Katie (Overflowing Brain) says:
I was horrified when I read those tweets. I mean truly sickened, so was my husband. We decided that if our child(ren) ever wrote or said anything like that, that they’d be donating all their gifts to a local shelter and they’d be spending Christmas day that year and several to come at local soup kitchens serving the homeless.
And it makes me seriously consider adding something like a trip to serve at a soup kitchen into our yearly routine, just as a reminder to all of us of how fortunate we are for our friends, family, the roof over our head and any gifts we are lucky enough to receive this time each year.
Amy ~Hamlet's Mistress says:
This is lovely. And so true. I hate kids today. They think they’re so entitled. It’s disgusting. We all had things we wanted for christmas we didn’t get growing up and we may not have always been super gracious about it. Buy this rampant sense of entitlement? This is new.
statia says:
I swear to all that’s holy, if my kids ever talk like that in regards to Christmas or not receiving presents, they’ll never get anything again.
Audra says:
I saw this same set of re-tweets on Facebook and assumed they were fake, because, NO ONE could be so shallow and self-absorbed to even think this stuff, much less say it, right? But since you ‘ve also posted them, I guess they are real and that is so sad.

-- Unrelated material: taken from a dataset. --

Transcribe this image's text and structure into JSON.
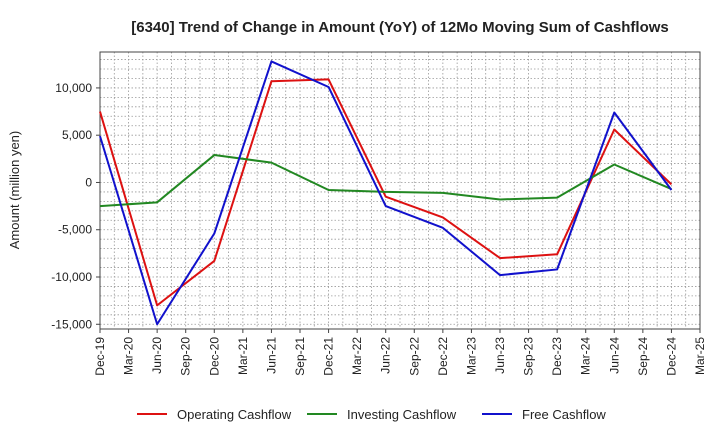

I can’t imagine living a life where the color of my iphone would make or break my day. I feel sorry for those people. Their lives must be really vapid and hollow.

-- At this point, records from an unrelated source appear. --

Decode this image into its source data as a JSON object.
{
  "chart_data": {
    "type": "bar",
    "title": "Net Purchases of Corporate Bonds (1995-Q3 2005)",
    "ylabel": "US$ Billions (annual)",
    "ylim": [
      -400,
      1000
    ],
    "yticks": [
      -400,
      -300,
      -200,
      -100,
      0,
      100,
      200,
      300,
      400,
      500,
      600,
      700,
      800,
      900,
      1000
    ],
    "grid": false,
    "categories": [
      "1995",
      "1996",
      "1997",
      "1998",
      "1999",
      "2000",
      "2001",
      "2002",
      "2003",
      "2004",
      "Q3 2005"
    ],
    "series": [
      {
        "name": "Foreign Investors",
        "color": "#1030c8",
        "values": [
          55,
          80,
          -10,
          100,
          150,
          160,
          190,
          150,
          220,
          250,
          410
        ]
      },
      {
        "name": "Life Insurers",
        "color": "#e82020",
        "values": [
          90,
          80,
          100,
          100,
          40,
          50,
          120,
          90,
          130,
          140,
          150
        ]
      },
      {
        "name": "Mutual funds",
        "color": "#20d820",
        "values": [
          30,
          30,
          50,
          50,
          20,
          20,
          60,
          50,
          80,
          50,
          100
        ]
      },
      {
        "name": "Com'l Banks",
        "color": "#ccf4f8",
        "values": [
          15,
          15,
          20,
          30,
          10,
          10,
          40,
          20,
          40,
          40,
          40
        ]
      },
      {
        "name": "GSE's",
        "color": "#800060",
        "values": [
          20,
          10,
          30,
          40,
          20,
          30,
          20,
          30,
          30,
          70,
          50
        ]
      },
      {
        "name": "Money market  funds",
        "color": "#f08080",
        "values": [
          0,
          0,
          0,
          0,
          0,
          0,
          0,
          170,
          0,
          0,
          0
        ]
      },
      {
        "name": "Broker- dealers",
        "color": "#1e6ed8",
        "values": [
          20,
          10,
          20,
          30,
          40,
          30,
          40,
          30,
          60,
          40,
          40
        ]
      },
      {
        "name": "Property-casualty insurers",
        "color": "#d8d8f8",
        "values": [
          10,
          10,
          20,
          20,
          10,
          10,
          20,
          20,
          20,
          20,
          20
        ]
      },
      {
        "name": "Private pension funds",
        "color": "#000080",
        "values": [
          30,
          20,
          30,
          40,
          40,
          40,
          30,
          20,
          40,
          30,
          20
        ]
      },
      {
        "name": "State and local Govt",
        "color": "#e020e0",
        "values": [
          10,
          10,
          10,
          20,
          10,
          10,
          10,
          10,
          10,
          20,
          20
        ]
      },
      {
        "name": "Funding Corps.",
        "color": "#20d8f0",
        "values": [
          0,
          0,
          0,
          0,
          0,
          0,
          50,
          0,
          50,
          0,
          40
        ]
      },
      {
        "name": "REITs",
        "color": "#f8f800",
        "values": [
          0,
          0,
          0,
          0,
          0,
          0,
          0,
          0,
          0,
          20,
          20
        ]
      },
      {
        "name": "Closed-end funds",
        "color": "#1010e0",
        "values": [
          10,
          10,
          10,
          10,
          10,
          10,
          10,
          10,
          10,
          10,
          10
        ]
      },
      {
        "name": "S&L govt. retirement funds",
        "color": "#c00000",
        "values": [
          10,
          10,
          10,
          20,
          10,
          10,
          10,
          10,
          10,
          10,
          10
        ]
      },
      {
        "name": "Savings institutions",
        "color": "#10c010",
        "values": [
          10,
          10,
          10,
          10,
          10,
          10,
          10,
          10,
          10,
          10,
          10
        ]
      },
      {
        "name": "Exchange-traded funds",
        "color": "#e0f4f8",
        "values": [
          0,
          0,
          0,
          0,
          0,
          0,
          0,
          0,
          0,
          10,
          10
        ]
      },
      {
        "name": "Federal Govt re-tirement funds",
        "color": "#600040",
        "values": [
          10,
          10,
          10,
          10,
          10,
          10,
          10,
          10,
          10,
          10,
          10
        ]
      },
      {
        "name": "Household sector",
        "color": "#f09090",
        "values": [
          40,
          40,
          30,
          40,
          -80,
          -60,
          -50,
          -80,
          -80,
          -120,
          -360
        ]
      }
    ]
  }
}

They need some perspective. One of my friends and co-workers was in a near-fatal car accident on his way home from work at the beginning of our Thanksgiving break last month. His family, including two children, ages 10 and 7 spent this Christmas praying that he would wake up from the coma he’s been in since 11/22. I’m sure that both of those children would gladly agree to never receive another toy again if it meant that they could have their daddy back.
Anna says:
My family decided to take it easy on the presents this year, and it was one of the most relaxing and enjoyable holidays I can remember. It really helps you focus on what’s important.
Sunny says:
Allow me to share a young friend’s status update from Facebook, just so you know that not all teenagers are jerks. Now 15, she was a preemie, born at 31 weeks. Her mother had pre-eclampsia, and young K suffered from intra-uterine growth restriction. She was less than 2 pound at birth.
“Me: I love this blanket so much… Mom: is that the thing you most happy with? Me: omg yes! Mom: with all the money I spent on christmas you happy with the blanket the most… Me: yes by the end of the week it won’t be soft anymore! Mom: yeah with the way you’re manhandling it no probably not!”
She was happiest with a blanket!! Her Christmas Eve status was this:
“cant wait to be with the family tonight :)”
She’s a gem, that’s for sure. Good teenagers DO exist!
Leslie says:
This made me cry. Yes, I would have given it all to have my dad see my 3 year old this Christmas…or to have met her at all….
Karen says:
Hear, hear.
The other sad part is that, deep down, many of these people aren’t even this selfish at heart. As the social networking phenomenon continues to explode over the internet, we see more and more of this “complain and be credible” mentality. You get a bunch of people together who decide they need some kind of mutual agenda and one of the most popular ones seems to be to find something to put down and share communal outrage at.
The Age of Entitlement is bad enough without people deciding its a cultural event that can’t be missed lest they appear uncool. Oh for a way to make good vibes fashionable!
Amy says:
I agree completely.
J. P Martin says:
Let me join in on the “well said” band wagon! Happy Christmas to you and your family from Toronto, Canada.
AmazingGreis says:
Great post Mike!
Hope you all had a very Merry Christmas!
Hope to see you all again at some point in 2012.
Jennifer says:
This made me cry. Thank you.
Alexandra :) says:
Im a teenager. Thank you for that.
And LOVE that pic of you and Madeline.